Art Lesson Plan: C. M. Russell Art: Western Sunsets

Learning Objectives:

  1. Learn about different artists.
  2. Imitate work of different artists
  3. Review primary colours.
  4. Review secondary colours by showing students the colour wheel and how these colours are seen together in sunsets.

Materials:

  1. Tempura or watercolour paints in sunset colours (purple red, orange, yellow)
  2. For each student: jar of water, paintbrush, sheet of white paper, sheet of black paper, scissors, pencil, glue
  3. towels and bin/sink of soapy water for cleanup
  4. write-up on Russell for the bulletin board when the art is displayed: “C. M. Russell 1864-1926 Impressionism.
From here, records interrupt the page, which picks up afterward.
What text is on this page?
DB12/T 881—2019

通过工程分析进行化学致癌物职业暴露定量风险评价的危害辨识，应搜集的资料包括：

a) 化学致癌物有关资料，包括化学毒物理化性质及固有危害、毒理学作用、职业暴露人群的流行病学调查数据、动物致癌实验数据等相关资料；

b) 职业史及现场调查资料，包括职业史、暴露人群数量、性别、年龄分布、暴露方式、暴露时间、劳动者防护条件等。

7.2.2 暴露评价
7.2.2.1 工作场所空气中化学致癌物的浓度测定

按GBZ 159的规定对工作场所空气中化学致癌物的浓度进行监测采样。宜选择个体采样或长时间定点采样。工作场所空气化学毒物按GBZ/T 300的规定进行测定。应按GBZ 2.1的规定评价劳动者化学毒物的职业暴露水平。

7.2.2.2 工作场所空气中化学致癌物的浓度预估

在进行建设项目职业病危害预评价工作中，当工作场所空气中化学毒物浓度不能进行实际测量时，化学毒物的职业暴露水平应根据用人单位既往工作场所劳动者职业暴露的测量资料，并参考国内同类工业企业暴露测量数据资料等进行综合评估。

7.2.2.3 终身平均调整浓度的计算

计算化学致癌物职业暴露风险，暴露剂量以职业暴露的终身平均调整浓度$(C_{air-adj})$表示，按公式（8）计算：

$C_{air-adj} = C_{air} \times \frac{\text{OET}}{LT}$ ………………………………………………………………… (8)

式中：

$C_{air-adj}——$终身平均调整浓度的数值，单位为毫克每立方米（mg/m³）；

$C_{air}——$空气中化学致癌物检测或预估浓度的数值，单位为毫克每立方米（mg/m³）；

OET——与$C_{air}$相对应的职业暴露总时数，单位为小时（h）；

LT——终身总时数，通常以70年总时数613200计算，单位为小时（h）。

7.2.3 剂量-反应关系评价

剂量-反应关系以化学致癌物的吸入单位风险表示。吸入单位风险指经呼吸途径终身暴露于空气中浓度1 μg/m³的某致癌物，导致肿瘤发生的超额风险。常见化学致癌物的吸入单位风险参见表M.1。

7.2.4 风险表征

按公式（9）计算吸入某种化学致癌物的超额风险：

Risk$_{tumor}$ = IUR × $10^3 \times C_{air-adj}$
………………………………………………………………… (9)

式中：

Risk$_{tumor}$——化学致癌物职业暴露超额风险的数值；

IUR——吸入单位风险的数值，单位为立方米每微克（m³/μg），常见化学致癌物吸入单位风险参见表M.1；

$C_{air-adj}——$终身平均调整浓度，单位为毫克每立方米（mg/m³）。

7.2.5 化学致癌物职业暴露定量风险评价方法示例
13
He was an American painter and sculptor who loved cowboys and the Wild West. He travelled to Montana when he was 16, and it became his home. He lived with Indian tribes, worked as a hunter and a cowboy, then quit to work as an artist. He loved the wild West.”
  5. colour wheel to use in discussion of sunsets with class
  6. pictures of cactus, cowboys, horses, barns, trees that can be cut out and traced or copied
  7. title for bulletin board, on paper: “Western Sunsets by Grades 1 and 2, inspired by C. M. Russell”.

Method:

  1. Have students observe a sunset to see where the sky is darkest, and lightest. Notice how the clouds reflect the light. Talk about it. Check out where the reds and oranges are on the colour wheel. Look at the neighbouring colours. Have you ever seen purples and yellows in sunsets?
  2. Dampen paper with water for soft, blended sunsets…dry paper makes for a bolder sunset. Then paint with dark colours above and lighter ones below, or whatever your class has decided. Fill the entire page with sunset. Let dry.
  3. With your black paper, use pencil to draw the silhouette of mountains, trees, horses, barn, cowboy on a horse, cactus. Use cutouts from magazines to trace if you wish. Simple is better. Leave a silhouette strip of paper to go across the entire bottom of the sunset picture for the ground. There should be a ground or mountains with the silhouettes of the other objects attached to it and coming out of the ground. The black paper will be on the bottom of the sunset sheet, on top of it, letting the sunset scene show above it and between the object silhouettes.
  4. Cut out the silhouette and glue it to the sunset sheet when it’s dry.
  5. Post the western sunsets on the bulletin board with the writeup of Charles Marion Russell, your objectives (listed above) for parents to see, as well as a title “Western Sunsets by Grades 1 and 2, inspired by C. M. Russell”. What beautiful masterpieces!